Inflación en eeuu: el aguante a la gasolina golpea los bolsillos y complica a la fed
La factura de la gasolina ha subido drásticamente, y los datos de inflación de la próxima semana lo harán evidente. Los economistas prevén un repunte del 1% en el índice de precios al consumidor (IPC) de marzo, el mayor salto mensual desde 2022, impulsado directamente por la escalada de los precios en las gasolineras tras los recientes acontecimientos en Oriente Medio. Un golpe que complica aún más las ya inciertas perspectivas de la Reserva Federal.
La guerra y el petróleo: una combinación explosiva
El conflicto en el Medio Oriente, particularmente los ataques a infraestructuras energéticas y el control iraní sobre el estratégico Estrecho de Ormuz, han provocado una disrupción del suministro sin precedentes, según la Agencia Internacional de la Energía. El precio del petróleo se disparó hasta casi los 120 dólares el barril el mes pasado. La reciente decisión de la OPEP+ de aprobar un aumento simbólico de las cuotas de producción no logra calmar las preocupaciones, pues advierten que los daños a las instalaciones energéticas de la región tendrán un impacto prolongado en el suministro, incluso después de que se calme la situación en Irán.
Pero la historia no termina ahí. La inflación subyacente, que excluye los precios volátiles de la energía y los alimentos, también muestra signos de resistencia. Las estimaciones apuntan a un aumento del 0,3% en marzo, lo que sugiere que la desaceleración de la inflación que todos esperábamos se ha estancado.
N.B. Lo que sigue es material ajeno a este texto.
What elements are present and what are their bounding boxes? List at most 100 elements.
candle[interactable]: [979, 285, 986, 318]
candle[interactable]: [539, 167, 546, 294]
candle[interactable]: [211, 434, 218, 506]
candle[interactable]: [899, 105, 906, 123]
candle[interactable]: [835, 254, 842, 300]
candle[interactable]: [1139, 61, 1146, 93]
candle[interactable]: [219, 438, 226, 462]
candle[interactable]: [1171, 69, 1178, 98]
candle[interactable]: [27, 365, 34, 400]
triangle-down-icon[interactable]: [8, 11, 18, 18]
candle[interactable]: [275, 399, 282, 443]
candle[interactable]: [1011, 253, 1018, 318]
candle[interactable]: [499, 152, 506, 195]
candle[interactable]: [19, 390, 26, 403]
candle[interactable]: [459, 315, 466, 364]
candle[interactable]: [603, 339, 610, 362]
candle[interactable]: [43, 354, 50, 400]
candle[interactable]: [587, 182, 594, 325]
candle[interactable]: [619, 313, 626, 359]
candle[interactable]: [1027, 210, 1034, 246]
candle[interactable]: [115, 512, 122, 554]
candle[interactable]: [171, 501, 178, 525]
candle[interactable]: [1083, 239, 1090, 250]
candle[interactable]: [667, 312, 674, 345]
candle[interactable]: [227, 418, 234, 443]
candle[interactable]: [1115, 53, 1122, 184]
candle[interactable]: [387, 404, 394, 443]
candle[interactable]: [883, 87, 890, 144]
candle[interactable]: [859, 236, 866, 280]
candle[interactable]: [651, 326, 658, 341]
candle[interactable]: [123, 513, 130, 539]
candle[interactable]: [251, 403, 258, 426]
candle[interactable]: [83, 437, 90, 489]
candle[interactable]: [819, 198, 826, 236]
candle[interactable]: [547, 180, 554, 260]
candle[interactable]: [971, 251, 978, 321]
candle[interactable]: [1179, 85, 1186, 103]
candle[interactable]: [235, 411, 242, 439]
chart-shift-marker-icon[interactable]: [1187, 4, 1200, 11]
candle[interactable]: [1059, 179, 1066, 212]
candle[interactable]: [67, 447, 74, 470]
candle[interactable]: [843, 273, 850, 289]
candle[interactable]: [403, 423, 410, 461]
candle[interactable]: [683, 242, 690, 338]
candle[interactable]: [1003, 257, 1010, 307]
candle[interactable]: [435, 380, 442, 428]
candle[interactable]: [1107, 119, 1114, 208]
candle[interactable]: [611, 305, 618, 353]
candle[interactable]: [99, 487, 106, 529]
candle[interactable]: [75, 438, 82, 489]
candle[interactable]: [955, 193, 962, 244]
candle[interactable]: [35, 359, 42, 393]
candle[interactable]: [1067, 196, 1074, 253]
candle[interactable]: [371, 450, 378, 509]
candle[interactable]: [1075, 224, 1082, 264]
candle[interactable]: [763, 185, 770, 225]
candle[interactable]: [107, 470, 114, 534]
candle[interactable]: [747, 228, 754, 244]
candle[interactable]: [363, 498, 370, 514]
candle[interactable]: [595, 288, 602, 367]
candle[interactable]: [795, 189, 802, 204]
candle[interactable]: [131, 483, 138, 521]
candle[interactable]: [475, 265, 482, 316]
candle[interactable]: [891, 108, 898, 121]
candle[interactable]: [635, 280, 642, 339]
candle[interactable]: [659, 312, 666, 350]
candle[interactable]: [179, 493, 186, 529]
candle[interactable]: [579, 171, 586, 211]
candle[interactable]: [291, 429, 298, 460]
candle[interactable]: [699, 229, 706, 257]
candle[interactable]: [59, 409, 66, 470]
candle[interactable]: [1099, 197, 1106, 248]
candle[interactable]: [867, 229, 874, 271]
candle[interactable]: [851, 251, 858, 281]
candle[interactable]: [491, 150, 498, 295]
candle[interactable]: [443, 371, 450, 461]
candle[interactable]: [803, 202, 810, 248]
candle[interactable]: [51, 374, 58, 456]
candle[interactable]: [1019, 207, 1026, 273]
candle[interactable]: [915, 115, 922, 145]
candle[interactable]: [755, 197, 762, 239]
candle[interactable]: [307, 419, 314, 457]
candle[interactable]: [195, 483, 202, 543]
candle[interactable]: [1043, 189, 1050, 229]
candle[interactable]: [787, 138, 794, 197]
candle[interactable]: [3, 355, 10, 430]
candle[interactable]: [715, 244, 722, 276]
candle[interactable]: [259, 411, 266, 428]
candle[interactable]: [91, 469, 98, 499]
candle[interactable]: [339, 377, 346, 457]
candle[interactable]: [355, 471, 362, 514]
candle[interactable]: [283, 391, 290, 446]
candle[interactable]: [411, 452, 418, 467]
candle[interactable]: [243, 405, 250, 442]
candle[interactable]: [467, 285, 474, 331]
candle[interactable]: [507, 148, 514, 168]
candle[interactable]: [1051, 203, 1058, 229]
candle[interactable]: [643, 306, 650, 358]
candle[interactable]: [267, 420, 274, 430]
La Fed en una encrucijada: La situación es delicada. Un mercado laboral que muestra signos de estabilidad, sumado a la persistencia de las presiones inflacionarias y los nuevos riesgos derivados de la inestabilidad en Oriente Medio, dificultan la posibilidad de que la Reserva Federal reduzca los tipos de interés este año. Anna Wong y su equipo de Bloomberg Economics son contundentes: “Los datos del mercado laboral y la inflación de la semana que viene no parece que cambien la perspectiva de que la Fed continúe con sus tasas”.

Más allá del ipc: lo que revela la fed
Antes de la publicación del IPC, la Reserva Federal revelará su indicador preferido de inflación, el Índice de Gastos de Consumo Personal (PCE) subyacente. Los economistas anticipan un aumento del 0,4% por tercer mes consecutivo en febrero, lo que refuerza la idea de que la lucha contra la inflación no ha terminado. Además, el informe de la Oficina de Análisis Económico incluirá datos sobre el gasto personal y los ingresos, con expectativas de un ligero aumento en el gasto ajustado por la inflación.
En el resto del mundo, países como Polonia, India y Nueva Zelanda están monitorizando de cerca la situación en Oriente Medio, mientras que China y Latinoamérica se preparan para ver el impacto en el coste de vida. En Canadá, la encuesta laboral de marzo ofrecerá una primera visión de cómo los altos costes de la energía están afectando al empleo y al desempleo.
La situación es compleja, pero la realidad es clara: la inflación no se ha ido, y la guerra en Oriente Medio añade una capa de incertidumbre que podría prolongar la crisis económica. La Reserva Federal se enfrenta a un difícil equilibrio entre controlar la inflación y evitar una recesión.